Это возражение основано на неправильном освещении исторических обстоятельств. Совершенно бесспорно, что демократия в своем первоначальном осуществлении, и, особенно, во Франции, приняла однобокий, государственнический и централистский характер. Но весь вопрос в том и состоит, проистекал ли этот централизм от применения демократических принципов или от непреодоленной традиции монархического абсолютизма, поддержанной особыми историческими условиями (необходимость завершить борьбу с феодальными пережитками). Токвиль в своей известной работе прекрасно показал, как много элементов старого режима перешло в новый строй. Одним из таких элементов совершенно бесспорно была якобинская страсть к абсолютной централизации, в которой они были верными преемниками монархии. «La démocriatie régalienne» [королевская демократия. – фр.], как метко выразился один французский автор (М. Леруа) – и только она одна – связала себя враждой к децентрализации и общественному самоуправлению. Какие могут быть сомнения, что источник этой вражды в прилагательном «régalienne», а не в существительном «démocratie»! Достаточно напомнить, что федералистические тенденции были очень сильны в начале французской революции и на них впоследствии пыталась опереться Жиронда в своей борьбе с Горой. И самая идея «свободной общины», лежащая в основе автономной системы местного самоуправления, была впервые выдвинута на основе демократических принципов докладчиком Национального Собрания Туре и затем подробно развита Кондорсе. Федерализм и децентрализация несоизмеримо более соответствуют демократической идее, самоуправляющейся на основах свободы и равенства соборности, чем централизм и этатизм – это дурное наследие эпохи монархического абсолютизма.
Если некоторые демократические течения и идеологи (в частности, сам Ж.-Ж. Руссо) обнаружили противоположные тенденции, то это было не в согласии, а вопреки их демократическим принципам. Существенную роль здесь играло односторонне-индивидуалистическое обоснование демократии, приводившее к некоторому ее извращению. Именно через посредство механистического индивидуализма достигалось некоторое внешнее примирение между демократической идеологией и централистскими пережитками монархического абсолютизма. В индивидуалистической интерпретации соборность мыслилась как индивид в увеличенном размере, а ее самоуправление – как единая воля этого индивида, суммирующая права всех отдельных лиц. Вот почему становилось сравнительно легко сочетать самоуправляющуюся соборность с абсолютной концентрацией. Вдобавок само право толковалось чисто индивидуалистически, и не предусматривалось никаких других разновидностей права, кроме регулирующего отношения разобщенных центров («relation avec autrui» [отношений с другим. – фр.]). Поэтому принцип суверенитета права, с самого начала положенный в основу демократии, не приводил ко всем тем следствиям, которые можно было бы ожидать: он не выражал, не охватывал, не проникал собой соборную целостность, а лишь подчинял ее себе в форме единого властвующего субъекта.

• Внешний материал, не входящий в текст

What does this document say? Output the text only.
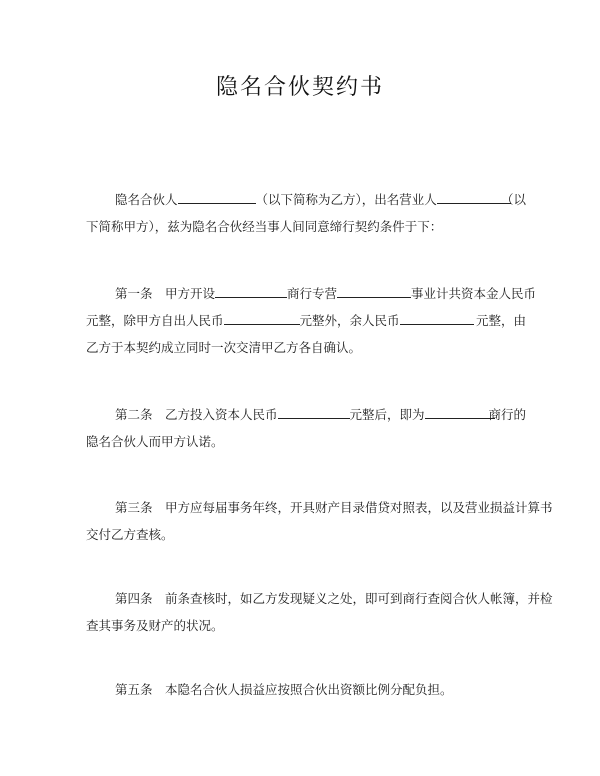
隐名合伙契约书
隐名合伙人	（以下简称为乙方），出名营业人	（以
下简称甲方），兹为隐名合伙经当事人间同意缔行契约条件于下：
第一条　甲方开设	商行专营	事业计共资本金人民币
元整，除甲方自出人民币	元整外，余人民币	元整，由
乙方于本契约成立同时一次交清甲乙方各自确认。
第二条　乙方投入资本人民币	元整后，即为	商行的
隐名合伙人而甲方认诺。
第三条　甲方应每届事务年终，开具财产目录借贷对照表，以及营业损益计算书
交付乙方查核。
第四条　前条查核时，如乙方发现疑义之处，即可到商行查阅合伙人帐簿，并检
查其事务及财产的状况。
第五条　本隐名合伙人损益应按照合伙出资额比例分配负担。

Чтобы демократия могла выявить все свои истинно демократические потенции, чтобы она могла изжить до конца монархическое наследие и перестать быть в какой бы то ни было степени «démocratie régalienne», чтобы она могла осуществить свою многопланность и универсальность и привести в равновесие государство и общество, – демократия должна быть очищена совершенно от индивидуалистических извращений. Для этого существенно важно преодолеть индивидуалистические предрассудки в правовой области, что должно будет привести к новому точному и исчерпывающему определению юридической природы демократии как суверенитета социального права. Этому определению мы и посвятим заключительную часть нашей статьи.
VII
Каждая группа, каждое соборное целое является источником нового объективного права и прямым участником возникающих на его основе отношений внутри себя самого. Будь это профессиональный союз или семья, клуб или фабрика, футбольная команда или акционерное общество, государство или лига наций, из самого факта определенного объединения проистекает новое право, обладающее некоторыми особыми свойствами. Если условиться это право, выводящее свою обязательность из нормативного факта любого соборного объединения, называть социальным правом, то ему логически необходимо будет противопоставить право, связанное с взаимоотношением разобщенных субъектов, – одного лица к другому, «relation avec autrui» – право индивидуальное. Каждая группа, внутри себя живущая на основе своего социального права, вовне может вступать в разобщенные отношения с другими группами или лицами (в том числе и с собственными сочленами) и здесь подчиняться индивидуальному правопорядку.